Микешка молча опоясался и затянул кушак. Потом нагнулся, поднял кнут и расправил его.
– Дашеньке твоей объявлю, что ты за хлюст…
Этого Микешка стерпеть не мог. Торопливо, дрожащими пальцами он сложил кнут вдвое и несколько раз стеганул Олимпиаду по плечу. Удар по шубе был тупой, но достаточно сильный. Почувствовав боль, Олимпиада резко отскочила в сторону и убежала за стог и уже оттуда крикнула гневно:
– Ты что, черт, ошалел?
– Подойди сюда, я тебя еще разок опояшу… Тогда заодно иди и жалуйся! – не трогаясь с места, крикнул Микешка.
– Да я же нарочно сказала, балда ты этакая! – всхлипнула Олимпиада.
– От такой всего можно ждать… – Микешка повернулся и направился к лошадям. Пока он не спеша поправлял сбрую, Олимпиада вышла на дорогу, спотыкаясь о кочки, быстро зашагала вперед.
Спустя несколько минут Микешка догнал ее, остановил лошадей, не оборачиваясь, коротко сказал:
– Садись.
Она села и, закутавшись в платок, отвернулась.

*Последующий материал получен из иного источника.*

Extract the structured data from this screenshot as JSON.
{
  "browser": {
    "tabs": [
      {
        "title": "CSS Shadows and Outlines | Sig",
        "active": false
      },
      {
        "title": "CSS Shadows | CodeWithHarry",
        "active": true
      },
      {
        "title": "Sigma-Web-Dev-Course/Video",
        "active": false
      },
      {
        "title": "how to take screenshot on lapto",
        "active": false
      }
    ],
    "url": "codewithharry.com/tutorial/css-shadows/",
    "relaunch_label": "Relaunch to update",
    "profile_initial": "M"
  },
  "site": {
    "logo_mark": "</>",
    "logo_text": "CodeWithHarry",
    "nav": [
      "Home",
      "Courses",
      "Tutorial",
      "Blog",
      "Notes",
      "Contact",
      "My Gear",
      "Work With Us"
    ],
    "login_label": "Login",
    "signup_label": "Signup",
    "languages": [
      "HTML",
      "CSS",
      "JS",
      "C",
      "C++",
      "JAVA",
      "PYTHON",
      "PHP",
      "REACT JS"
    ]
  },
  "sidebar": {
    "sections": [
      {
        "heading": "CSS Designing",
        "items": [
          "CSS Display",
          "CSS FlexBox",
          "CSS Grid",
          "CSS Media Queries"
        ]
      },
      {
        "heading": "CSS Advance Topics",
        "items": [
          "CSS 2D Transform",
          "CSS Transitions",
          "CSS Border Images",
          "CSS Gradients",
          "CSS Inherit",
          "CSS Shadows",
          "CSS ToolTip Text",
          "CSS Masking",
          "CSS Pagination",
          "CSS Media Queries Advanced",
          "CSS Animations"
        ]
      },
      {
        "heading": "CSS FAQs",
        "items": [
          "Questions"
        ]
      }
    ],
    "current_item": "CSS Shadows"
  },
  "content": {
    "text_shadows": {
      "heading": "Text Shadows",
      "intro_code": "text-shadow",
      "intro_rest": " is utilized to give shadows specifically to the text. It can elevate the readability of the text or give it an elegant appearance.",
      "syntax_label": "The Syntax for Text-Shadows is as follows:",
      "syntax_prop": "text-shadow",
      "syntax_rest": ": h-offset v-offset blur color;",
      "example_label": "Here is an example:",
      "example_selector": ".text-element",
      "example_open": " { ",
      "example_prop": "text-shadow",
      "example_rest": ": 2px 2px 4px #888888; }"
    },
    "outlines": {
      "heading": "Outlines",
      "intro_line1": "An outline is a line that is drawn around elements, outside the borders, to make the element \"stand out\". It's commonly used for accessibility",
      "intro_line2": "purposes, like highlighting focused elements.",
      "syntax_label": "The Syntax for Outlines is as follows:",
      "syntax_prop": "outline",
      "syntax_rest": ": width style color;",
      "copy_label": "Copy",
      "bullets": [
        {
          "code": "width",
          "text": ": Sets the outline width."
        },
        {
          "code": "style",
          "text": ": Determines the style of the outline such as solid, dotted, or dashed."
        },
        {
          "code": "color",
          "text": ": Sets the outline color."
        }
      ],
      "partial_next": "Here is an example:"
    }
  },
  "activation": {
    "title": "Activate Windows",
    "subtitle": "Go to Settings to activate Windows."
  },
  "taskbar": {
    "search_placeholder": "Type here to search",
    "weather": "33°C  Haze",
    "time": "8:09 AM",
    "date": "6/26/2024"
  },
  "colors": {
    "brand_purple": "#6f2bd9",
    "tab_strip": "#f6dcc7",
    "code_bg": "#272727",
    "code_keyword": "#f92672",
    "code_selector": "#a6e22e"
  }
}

К стогу подбиралась короткая полуденная тень. Солнце освещало только самую макушку, где озорничал высохшими листьями сухой морозный ветер-степняк и, догоняя отъезжавших, холодил их разгоряченные лица…
ГЛАВА ОДИННАДЦАТАЯ
После похорон Анны Степановны вскоре ушел на действительную службу и Гаврюшка Лигостаев. Внешне он как будто примирился с отцом, уходя из дому, горько плакал, а перед этим много пил и пытался буянить. Но отец крепкими, как железо, руками взял его в охапку, положил на кровать и быстро утихомирил. Унес сын глубокую в сердце обиду. Пьяный, он упрекал отца за то, что тот не дал ему Ястреба. Но Петр Николаевич остался непреклонен. После многих споров и пререканий продали пару быков, прибавили сто рублей из экипировочных и купили у Полубояровых рослого, гнедо-карей масти трехлетка. В призывной комиссии Гаврюшка был зачислен в гвардию, прошел по всем статьям и конь. Скучно и как-то пусто стало в притихшем доме Лигостаевых Во дворе сиротливо оголился старый сучкастый вяз, грустно покривился дощатый на воротах теремок. В просторной комнате одиноко ползала с соской во рту маленькая Танюшка.